If you have an account with any new age discount/full service brokers, then take a look at smallcase app, create a Portfolio and invest at a single click. Rebalancing is also made easier here.

Therefore you need a demat account, December month end Factsheet/Monthly report of the index and just 5 minutes of time in an year in front of your demat account.


The most important thing that you need to remember is that it's a passive investment strategy and is aimed at showing a prudent alternative to Index funds/ETF's.


Hence, don't expect great returns compared to the benchmark but outperforming the index sustainably by 3-5% year-on-year can be expected.

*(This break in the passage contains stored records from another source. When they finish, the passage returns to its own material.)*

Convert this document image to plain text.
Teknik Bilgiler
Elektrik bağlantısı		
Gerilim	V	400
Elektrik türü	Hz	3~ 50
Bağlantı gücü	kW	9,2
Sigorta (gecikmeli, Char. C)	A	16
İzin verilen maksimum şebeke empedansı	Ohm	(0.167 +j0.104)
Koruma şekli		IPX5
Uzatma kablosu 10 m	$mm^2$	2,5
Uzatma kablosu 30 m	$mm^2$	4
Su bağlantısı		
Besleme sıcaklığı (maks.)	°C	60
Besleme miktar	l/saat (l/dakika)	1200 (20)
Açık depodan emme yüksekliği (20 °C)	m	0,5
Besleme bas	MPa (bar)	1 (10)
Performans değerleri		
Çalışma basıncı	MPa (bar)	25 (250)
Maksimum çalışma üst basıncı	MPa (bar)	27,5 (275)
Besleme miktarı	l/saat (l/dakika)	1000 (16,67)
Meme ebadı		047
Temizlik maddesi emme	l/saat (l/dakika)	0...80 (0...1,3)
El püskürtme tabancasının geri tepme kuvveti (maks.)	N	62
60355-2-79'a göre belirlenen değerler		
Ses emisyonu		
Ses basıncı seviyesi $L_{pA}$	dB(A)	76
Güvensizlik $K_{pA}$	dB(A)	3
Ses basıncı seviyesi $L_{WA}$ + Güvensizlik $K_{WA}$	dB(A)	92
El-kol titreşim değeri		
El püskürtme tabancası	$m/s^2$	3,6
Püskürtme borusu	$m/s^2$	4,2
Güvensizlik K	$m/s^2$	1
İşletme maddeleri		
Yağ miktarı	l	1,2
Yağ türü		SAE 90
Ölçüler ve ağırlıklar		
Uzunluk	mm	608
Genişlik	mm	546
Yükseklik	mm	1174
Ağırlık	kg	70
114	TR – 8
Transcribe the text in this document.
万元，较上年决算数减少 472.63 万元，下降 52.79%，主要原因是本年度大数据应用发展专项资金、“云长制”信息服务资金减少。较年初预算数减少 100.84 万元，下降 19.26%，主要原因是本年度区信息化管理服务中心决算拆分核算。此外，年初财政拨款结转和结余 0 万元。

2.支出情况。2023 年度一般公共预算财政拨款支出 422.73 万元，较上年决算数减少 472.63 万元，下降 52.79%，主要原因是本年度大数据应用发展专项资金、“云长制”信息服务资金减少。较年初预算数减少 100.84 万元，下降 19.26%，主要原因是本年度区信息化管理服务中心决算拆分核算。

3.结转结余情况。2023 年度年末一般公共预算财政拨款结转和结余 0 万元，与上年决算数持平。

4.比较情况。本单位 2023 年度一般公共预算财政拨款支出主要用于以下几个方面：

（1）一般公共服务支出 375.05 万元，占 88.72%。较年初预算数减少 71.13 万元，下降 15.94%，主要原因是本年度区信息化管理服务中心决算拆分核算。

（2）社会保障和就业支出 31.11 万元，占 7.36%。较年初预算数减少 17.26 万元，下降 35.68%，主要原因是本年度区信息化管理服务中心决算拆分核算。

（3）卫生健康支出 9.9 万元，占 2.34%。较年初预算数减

I have done a 18 year backtest of the strategy and the results were very satisfactory coupled with similar volatility to the index.


Let us look at the performance of the strategy for the last 18 years.

I will present the performance part of the strategy in two parts :-

 18 year graphical NAV compared to the benchmark indexed to 100.

The graphical representation of yearly performace.

The performance of the strategy is adjusted for dividends/bonus/split and demergers (exact swap ratio)but does not take Rights issue into account & dividends are not reinvested in the strategy, but are considered as returns. So, if one wants to reinvest dividends, then the returns can be higher by 1-2% over the 18 year period.




Here is a table depicting the yearly data from 2004 till date compared to the benchmark indexed to 100 :-




Rs. 100 invested in the Nifty 50 Top 10 has become Rs. 1138.99 till date, that is a CAGR of 14.5%. whereas Rs. 100 invested in Nifty 50 has become 673.09 at a CAGR of 11.1%.


Here is the yearly performance table of the strategy compared to the benchmark :-



Here is the graphical representation:-



The best year for the strategy was 2009-2010 and the worst year was 2008-2009.


The strategy delivered double digit returns more than 65% of times compared to less than 60% for the benchmark.


CONCLUSION


The strategy has done really well compared to the benchmark. An outperformance of 3.5% for the last 18 years is really good for a Passive investment strategy where you need only 5 minutes in front of your DEMAT account once in 365 days.


If one wants to execute the strategy in smallcase app, then the SIP and the rebalance option becomes simple and very sophisticated there.


Anyone who is not happy with their Largecap mutual funds apart from Index funds can also try to park some of their money here.